In another multiverse, in which the late ’05 A1138 and A1139 were merely the first in the series of subsequent PowerPC PB revisions unknown to us here, these would still be pretty impressive to have, despite having the slowest CPU in that multiverse’s series. And, I’m sure, the final in that series, whatever the speed of the PPC7448 with which those would have been shipped, would have been valued as highly collectible for being the last in their 32-bit line. But considering the things in
our multiverse which were brought into the CoreDuo and Core2Duo MBPs shipping with 32-bit EFI, I suspect the innovations would have been just as incremental and unsurprising to us here in this multiverse — namely, LED backlight displays, faster RAM, more VRAM, and, possibly, another board re-design to accommodate PCIe (with an ExpressCard slot replacing the PCMCIA slot).
Back in
this multiverse, meanwhile, one can still enjoy much of the hands-on aluminium PowerBook G4 experience (and those incremental improvements our multiverse didn’t get) by picking up an aluminium MBP. Many of those, at present, are fairly inexpensive in the used market.
Sorry, but personally I absolutely loathe the white iBook series, with the possible exception of the original 12" 500 Mhz versions, as those models seem to be one of the least affected by GPU failures.
If there is any rectangular iBook I detest the most — ice or opaque case — it’s the dual-USB 500MHz model for what it signified: a capitulation to complaints that the clamshell iBook, whose internals hinted at more revision upgrades to come, was too “feminine” by insecure bros who wouldn’t shut up about it for almost two years. For them, even the buttoned-down graphite model, offered only with the highest specs both times (no doubt, to appease them), wasn’t enough to make them hush.
So being in San Francisco in mid-May 2001 (my only visit ever to the Bay Area), and seeing a multi-storey, building-façade banner ad from Apple hanging from the rooftop, announcing the rectangular ice iBook G3, as if to say to the kvetchers, “OK, OK, look what we did for
you!”, made me a total sourpuss about the whole thing. That many of the earlier models had the GPU problem (because of
where they stuck the GPU, facing down and next to the bottom case itself, with virtually no protection whatsoever from external shock and dings), underscores just how rushed the design and testing process was which went into getting that cursed thing out the door in order fast enough to appease, yes, the Silicon Valley bros. Apple blinked, and not in a good way.
The only rectangular iBook I owned was an open box 14-inch 1.42GHz, which didn’t have the GPU problem (it had
other problems, though). I used that iBook for much of undergrad in university. It did the job, but I never
loved it. The next laptop I would come to love was the early 2011 13-inch MBP, as it hit a sweet spot of feeling comfortable to use, light enough to move about, robust enough to be thrown in a bag or backpack without worry, and rock-stable with Snow Leopard. Mine has accompanied me to provinces and states, multiple nations, multiple continents, and multiple, very different, use-applications. So yah, pour one out for it, as its logic board finally says, “OK, I’m done.”

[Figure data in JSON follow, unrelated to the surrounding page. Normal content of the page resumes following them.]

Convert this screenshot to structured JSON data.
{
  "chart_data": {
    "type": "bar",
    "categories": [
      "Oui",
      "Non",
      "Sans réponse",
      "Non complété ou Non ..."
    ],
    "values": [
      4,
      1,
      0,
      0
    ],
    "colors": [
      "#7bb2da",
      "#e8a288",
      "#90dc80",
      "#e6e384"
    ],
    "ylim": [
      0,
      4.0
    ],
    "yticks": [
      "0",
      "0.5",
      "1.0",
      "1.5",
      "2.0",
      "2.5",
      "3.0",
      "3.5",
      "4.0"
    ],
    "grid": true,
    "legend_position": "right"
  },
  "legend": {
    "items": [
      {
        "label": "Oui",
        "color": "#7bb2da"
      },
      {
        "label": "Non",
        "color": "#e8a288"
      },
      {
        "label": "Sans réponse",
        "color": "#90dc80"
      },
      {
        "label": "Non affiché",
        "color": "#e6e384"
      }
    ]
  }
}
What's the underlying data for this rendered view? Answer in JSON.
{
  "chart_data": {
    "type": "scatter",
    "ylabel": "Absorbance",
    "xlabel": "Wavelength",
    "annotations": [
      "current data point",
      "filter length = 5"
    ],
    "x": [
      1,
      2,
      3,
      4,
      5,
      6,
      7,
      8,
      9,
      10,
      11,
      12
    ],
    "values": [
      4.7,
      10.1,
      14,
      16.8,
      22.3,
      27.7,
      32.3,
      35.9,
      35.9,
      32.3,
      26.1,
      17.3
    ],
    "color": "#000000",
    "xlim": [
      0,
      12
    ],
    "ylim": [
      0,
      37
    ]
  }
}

I daily drove a 14" 700 Mhz model (one of the worst ones of the bunch - just my luck!) for most of my time in my undergrad and my Masters, and the GPU failed twice, causing me huge headaches (the first time happened while I was taking notes in the middle of my Developmental Biology class). It's a shame because the 12" form factor remains one of my favorites among Apple's PPC laptops.
Yup. Go Apple, go.
It also bugged me a bit how the 14" didn't have a higher screen resolution than the 12".
That’s another reason why I never
loved my 14-inch iBook. I also never touched the OEM hard drive.
Ugh, I'm so sorry you had such a horrid experience.
No big deal. A lot of people dealt with that silliness. It was long ago, and unlike Apple’s abandonment of the clamshell iBooks, it doesn’t bother me as deeply with so many years since then (and also with the hindsight and applied experience of just how flaky the Yikes! architecture was). But clamshells? I’m still cranky about that.